Preg-Life-8

To nurse or not to nurse

Mothers have been breastfeeding for centuries in every country of the world. Scientific studies and tried-and-tested practices have provided us with a wealth of information about breastfeeding. Social media has made the question of whether or not to nurse something of a controversial and sensitive issue in today’s society.

We created the Breastfeeding Guide in the application so that you can access insights now available about breastfeeding and, based on that knowledge, make an active choice for you and your infant. In Sweden, you are entitled to personal breastfeeding support at the maternity ward the first seven days after childbirth and from a nurse at the child health clinic thereafter. There are breastfeeding clinics in many parts of the country that can offer more help.

You can choose to breastfeed exclusively, to breastfeed part of the time or to not breastfeed at all (give your newborn baby formula).

Allow yourself time to land in your and your partner’s decision. Talk at home about what you want to do and support each other should those close to you or other acquaintances question your choice (it’s none of their business!). If you are single, discuss your decision with someone you trust. While you’re pregnant, give some thought to what you want to do once your baby has arrived. If you have decided to breastfeed, we recommend preparing ahead of time while you are pregnant. It’s not always an easy decision to make. You can also decide once baby has arrived.

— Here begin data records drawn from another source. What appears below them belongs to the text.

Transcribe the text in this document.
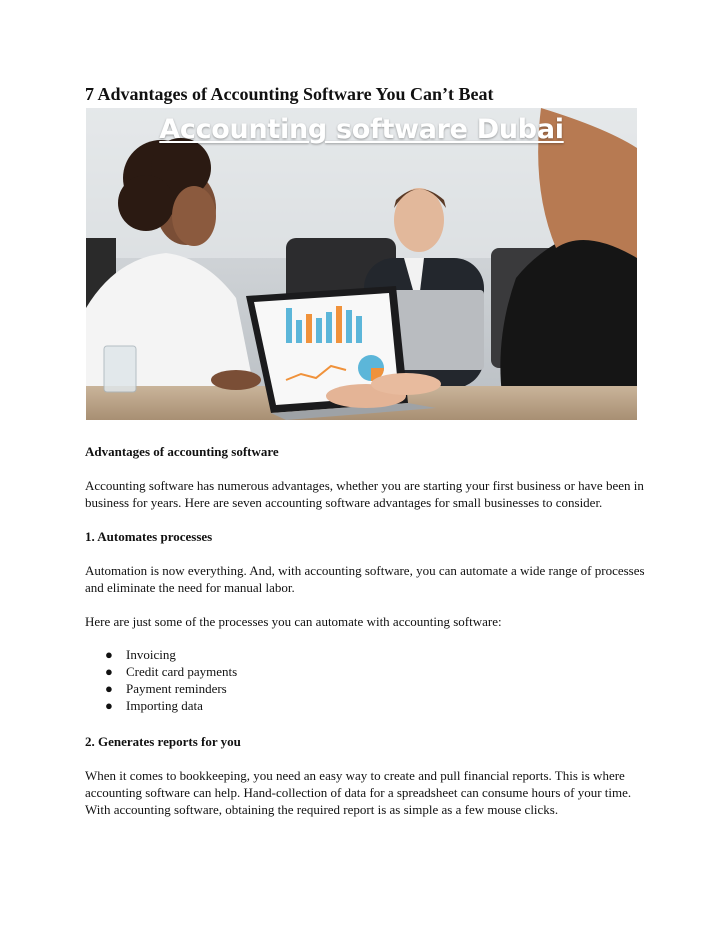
7 Advantages of Accounting Software You Can’t Beat
Accounting software Dubai

Advantages of accounting software

Accounting software has numerous advantages, whether you are starting your first business or have been in business for years. Here are seven accounting software advantages for small businesses to consider.

1. Automates processes

Automation is now everything. And, with accounting software, you can automate a wide range of processes and eliminate the need for manual labor.

Here are just some of the processes you can automate with accounting software:

● Invoicing
● Credit card payments
● Payment reminders
● Importing data

2. Generates reports for you

When it comes to bookkeeping, you need an easy way to create and pull financial reports. This is where accounting software can help. Hand-collection of data for a spreadsheet can consume hours of your time. With accounting software, obtaining the required report is as simple as a few mouse clicks.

Good to know about breastfeeding

If you know that you want to breastfeed, or if you have yet to decide, the information below can help to make breastfeeding a success.

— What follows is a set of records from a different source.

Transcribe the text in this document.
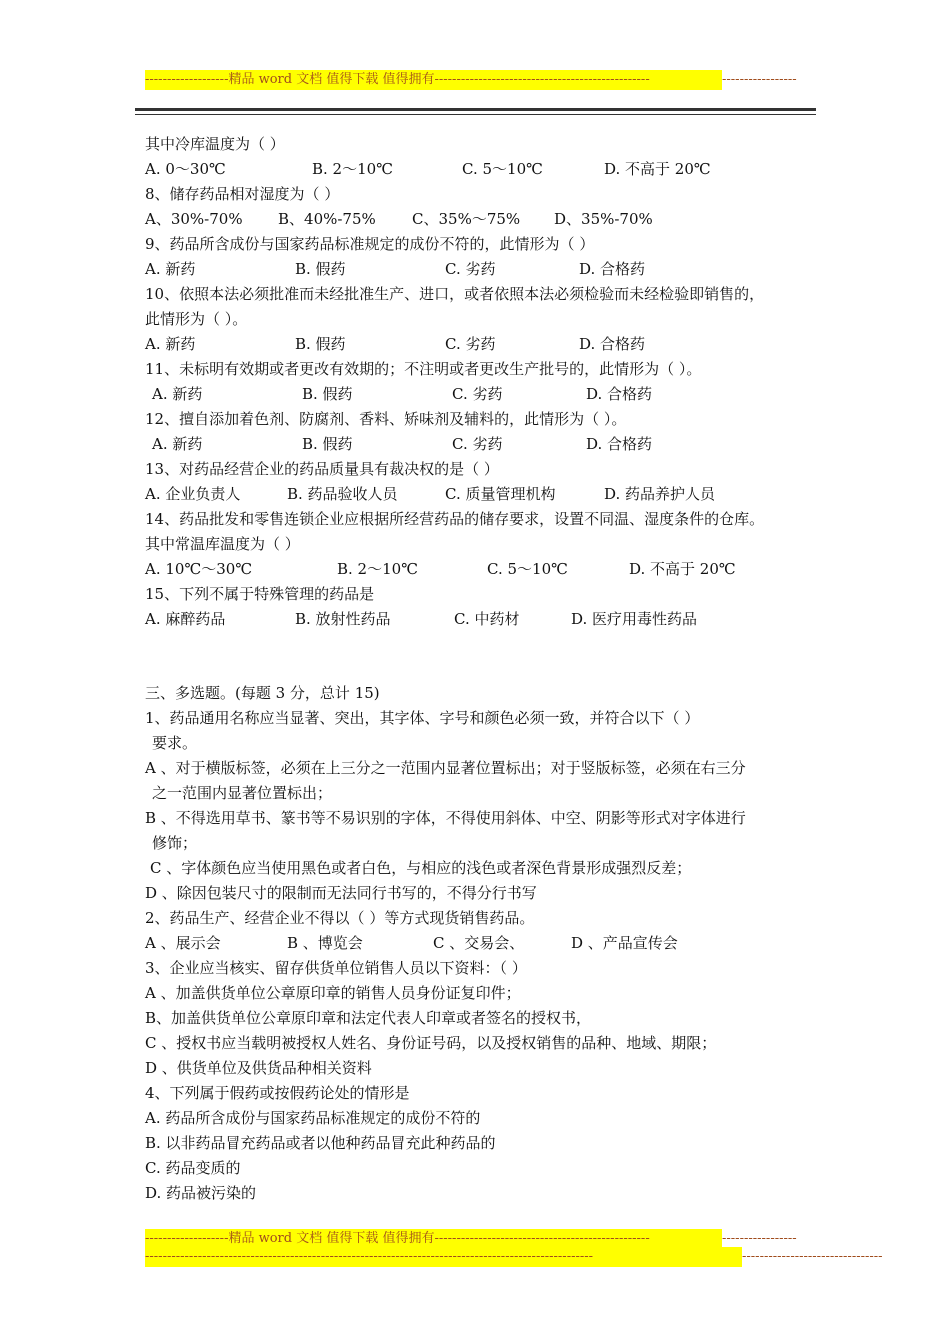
-------------------精品 word 文档 值得下载 值得拥有-------------------------------------------------	-----------------
其中冷库温度为（ ）
A. 0～30℃	B. 2～10℃	C. 5～10℃	D. 不高于 20℃
8、储存药品相对湿度为（ ）
A、30%-70% B、40%-75% C、35%～75% D、35%-70%
9、药品所含成份与国家药品标准规定的成份不符的，此情形为（ ）
A. 新药	B. 假药	C. 劣药	D. 合格药
10、依照本法必须批准而未经批准生产、进口，或者依照本法必须检验而未经检验即销售的，
此情形为（ ）。
A. 新药	B. 假药	C. 劣药	D. 合格药
11、未标明有效期或者更改有效期的；不注明或者更改生产批号的，此情形为（ ）。
A. 新药	B. 假药	C. 劣药	D. 合格药
12、擅自添加着色剂、防腐剂、香料、矫味剂及辅料的，此情形为（ ）。
A. 新药	B. 假药	C. 劣药	D. 合格药
13、对药品经营企业的药品质量具有裁决权的是（ ）
A. 企业负责人	B. 药品验收人员	C. 质量管理机构	D. 药品养护人员
14、药品批发和零售连锁企业应根据所经营药品的储存要求，设置不同温、湿度条件的仓库。
其中常温库温度为（ ）
A. 10℃～30℃	B. 2～10℃	C. 5～10℃	D. 不高于 20℃
15、下列不属于特殊管理的药品是
A. 麻醉药品	B. 放射性药品	C. 中药材	D. 医疗用毒性药品
三、多选题。(每题 3 分，总计 15)
1、药品通用名称应当显著、突出，其字体、字号和颜色必须一致，并符合以下（ ）
要求。
A 、对于横版标签，必须在上三分之一范围内显著位置标出；对于竖版标签，必须在右三分
之一范围内显著位置标出；
B 、不得选用草书、篆书等不易识别的字体，不得使用斜体、中空、阴影等形式对字体进行
修饰；
C 、字体颜色应当使用黑色或者白色，与相应的浅色或者深色背景形成强烈反差；
D 、除因包装尺寸的限制而无法同行书写的，不得分行书写
2、药品生产、经营企业不得以（ ）等方式现货销售药品。
A 、展示会	B 、博览会	C 、交易会、	D 、产品宣传会
3、企业应当核实、留存供货单位销售人员以下资料：（ ）
A 、加盖供货单位公章原印章的销售人员身份证复印件；
B、加盖供货单位公章原印章和法定代表人印章或者签名的授权书，
C 、授权书应当载明被授权人姓名、身份证号码，以及授权销售的品种、地域、期限；
D 、供货单位及供货品种相关资料
4、下列属于假药或按假药论处的情形是
A. 药品所含成份与国家药品标准规定的成份不符的
B. 以非药品冒充药品或者以他种药品冒充此种药品的
C. 药品变质的
D. 药品被污染的
-------------------精品 word 文档 值得下载 值得拥有-------------------------------------------------	-----------------
------------------------------------------------------------------------------------------------------	--------------------------------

  • Babies can survive the first six months on breast milk and vitamin D drops alone—and other medication if necessary.
  • Breastfeeding is not always easy, and it helps if you have prepared mentally and know how your body and your newborn infant react immediately after childbirth and the first few days. The first week of breastfeeding plays a big part in how breastfeeding will be later. That’s why preparation is important.
  • Holding your baby skin-to-skin, with baby’s airways unobstructed, immediately after birth and until baby finds the breast and starts to suck or falls asleep, makes both bonding and nursing easier.
  • Hand expression/breast milk stimulation if baby does not suck (baby may be tired and exhausted from delivery, be nauseous, have a headache from the traction cup, etc.) is the best method to get your milk supply started. Studies indicate that if you hand express the first hours after baby’s birth, your milk supply will be greater on day 4. Imagine that you are placing an order for a later delivery.
  • Try to hand express during your pregnancy, starting from pregnancy week 38, for practice purposes and to familiarize yourself with how it feels. Hand expression need not produce a single drop of milk (either during pregnancy or later). This is something you do to “place an order” for later. Some mothers can produce some colostrum at the beginning, drops that can be given to the baby.
  • Baby’s behavior and signals—the nine stages to start nursing. If you know about these stages, you will recognize your baby’s behavior pattern immediately after birth.
  • Whether a mother breastfeeds from one breast or more during a feeding session (more = switching breasts during the same session, two to four times) varies.
  • There are several different breastfeeding positions to try. Most mothers and babies find one or more that they prefer.
  • Changes in your breasts are caused primarily by pregnancy, not breastfeeding.
  • Nursing should not hurt. It makes no difference if the healthcare staff standing next to you says that everything looks fine. If it hurts, it’s not fine. When your baby latches and sucks the first few times, it’s normal to feel some pain or tenderness. But it shouldn’t hurt after that. Consult the staff at the maternity ward, child health clinic, or breastfeeding clinic.
  • The baby’s father/co-parent plays an important part—involve this person in the breastfeeding process. Studies show that support from partners is important for the outcome of breastfeeding.